You will be met by the home screen of the Machine Learning Studio, and the first thing we need to do is navigate to the manage ribbon and select compute; then new.
For the next step you will be met with the below screen, and I would recommend the following settings (the compute name can be whatever you want as long as its unique). Additionally, you would only need a GPU virtual machine type if you were intending on performing some deep learning, which we will not cover in this blog post.
We then wait till that’s created and you go back to the studio home screen. You then want to select ‘Start now’ on the ‘Automated ML’ square. Then select ‘New Automated ML run’
Next, you will see the below screen. For a first run you can use one of the built in datasets. To do this, click ‘Create dataset’, then ‘from open datasets’.
I will be showing you how to solve a classification problem, and the Diabetes dataset will be the most conducive for this (although peculiarly it doesn’t state if you have diabetes or not, so we will be predicting sex); so select this dataset, press next, give it a name and click create.
You will then be taken back to the screen where we chose to create a dataset, and where we can continue to set up the AutoML experiment. Put a tick next to the dataset you have just set up, and then click next to go to the ‘configure run’ screen.
You will then have the above to be filled out. The target column is what we are trying to predict and in our experiment we are using a compute instance, of which you then need to select the one you created earlier. Upon clicking next you simply want to just select that you will be dealing with a classification problem and on the additional configuration settings change the training job time to 0.5 hours (to save time and resource). On the next screen keep everything as default for this run.
Click finish and the experiment will start. Wait until the experiment completes, then you will be met with the below screen with an output of the best model found.
We see that a voting ensemble algorithm was settled upon with an AUC of 0.7655, which is quite good. If we click on voting ensemble we can get more details (of which I will go through a couple of key points). Firstly, we can click ‘view all other metrics’ to get a holistic view of model performance.
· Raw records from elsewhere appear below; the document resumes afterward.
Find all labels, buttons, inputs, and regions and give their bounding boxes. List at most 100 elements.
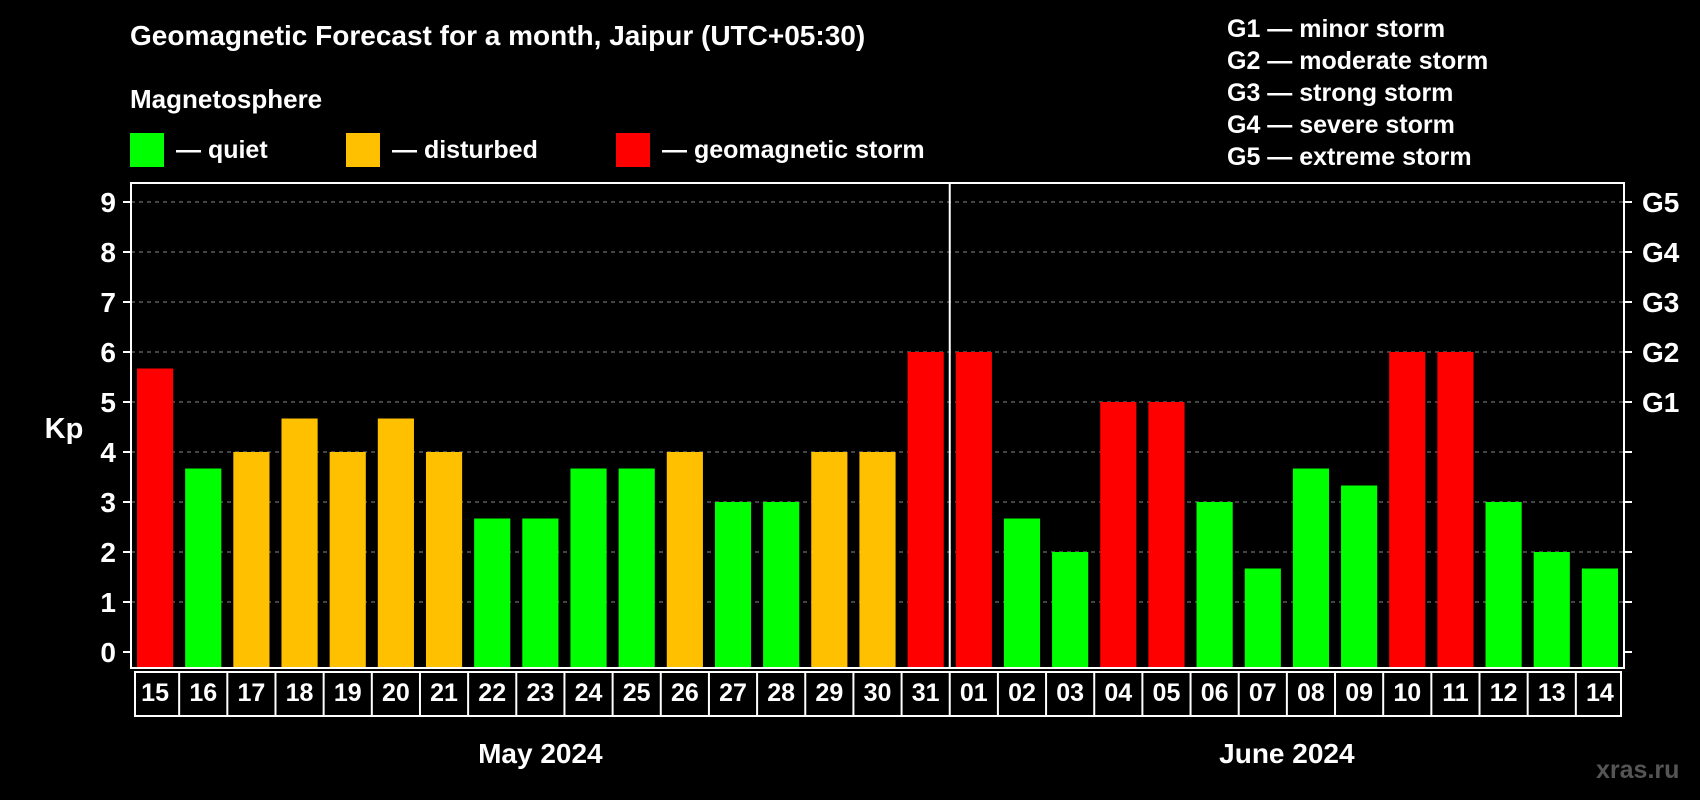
y-tick-label: 3 bbox=[100, 487, 116, 518]
y-tick-label: 9 bbox=[100, 187, 116, 218]
legend-subtitle: Magnetosphere bbox=[130, 84, 323, 114]
bar-15 bbox=[137, 368, 174, 668]
bar-19 bbox=[329, 452, 366, 668]
x-tick-label: 03 bbox=[1056, 679, 1084, 707]
month-label: May 2024 bbox=[478, 738, 603, 769]
y-tick-label: 4 bbox=[100, 437, 116, 468]
month-label: June 2024 bbox=[1219, 738, 1355, 769]
x-tick-label: 27 bbox=[719, 679, 747, 707]
bar-28 bbox=[763, 502, 800, 668]
bar-21 bbox=[425, 452, 463, 668]
x-tick-label: 16 bbox=[189, 679, 217, 707]
y-tick-label: 7 bbox=[100, 287, 116, 318]
bar-06 bbox=[1196, 502, 1233, 668]
bar-07 bbox=[1244, 568, 1281, 668]
x-tick-label: 12 bbox=[1490, 679, 1518, 707]
x-tick-label: 31 bbox=[912, 679, 940, 707]
x-tick-label: 30 bbox=[864, 679, 892, 707]
bar-05 bbox=[1148, 402, 1185, 668]
y-tick-label: 6 bbox=[100, 337, 116, 368]
x-tick-label: 08 bbox=[1297, 679, 1325, 707]
storm-scale-g1: G1 — minor storm bbox=[1227, 15, 1446, 43]
x-tick-label: 20 bbox=[382, 679, 410, 707]
storm-scale-g5: G5 — extreme storm bbox=[1227, 143, 1472, 171]
chart-title: Geomagnetic Forecast for a month, Jaipur… bbox=[130, 20, 866, 51]
x-tick-label: 14 bbox=[1586, 679, 1614, 707]
x-tick-label: 19 bbox=[334, 679, 362, 707]
storm-scale-g4: G4 — severe storm bbox=[1227, 111, 1455, 139]
legend-item-storm: — geomagnetic storm bbox=[616, 133, 925, 167]
y-tick-label: 0 bbox=[100, 637, 116, 668]
right-axis-label: G5 bbox=[1642, 187, 1679, 218]
bar-31 bbox=[907, 352, 944, 668]
x-tick-label: 06 bbox=[1201, 679, 1229, 707]
x-tick-label: 29 bbox=[815, 679, 843, 707]
bar-20 bbox=[377, 418, 414, 668]
x-tick-label: 15 bbox=[141, 679, 169, 707]
x-tick-label: 10 bbox=[1393, 679, 1421, 707]
legend-label-storm: — geomagnetic storm bbox=[662, 135, 925, 164]
bar-23 bbox=[522, 518, 559, 668]
right-axis-label: G4 bbox=[1642, 237, 1680, 268]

Under the explanations tab you can see the feature importance (I have limited it to the top 4 features).
Finally, in the model tab you can get the details of the model in terms of pre-processing and hyperparameter tuning. In regard to our voting ensemble algorithm that was settled on, we have model details for each individual model which makes up the ensemble.
Why should beginners use AutoML
As I’ve shown above, the actual process of creating a model using AutoML requires no knowledge of machine learning to get what can be a respectable and viable model, which you can also deploy from the same environment you created it in. The ability to read into what hyper parameter settings have been used as well as pre-processing allows you to analyze what the tool has done and learn from this.
Why should experienced people use AutoML
In short, it can save you a lot of time and give you a head start in your model creation process. For example, in this blog I have shown that in the space of half an hour the AutoML tool tried 51 different model, hyperparameter and pre processing combinations to arrive at its best model. This is something even the most seasoned data scientist would take a lot longer to do. In addition to this, as it provides you with info on the final model, you can take this away and further refine it to your specific needs.
In closing, I hope I have given you a solid guide in how to use the AutoML capabilities that Azure Synapse provides. I also hope I have convinced you that AutoML in general is a tool that can and should be used by all regardless of ability and knowledge of ML.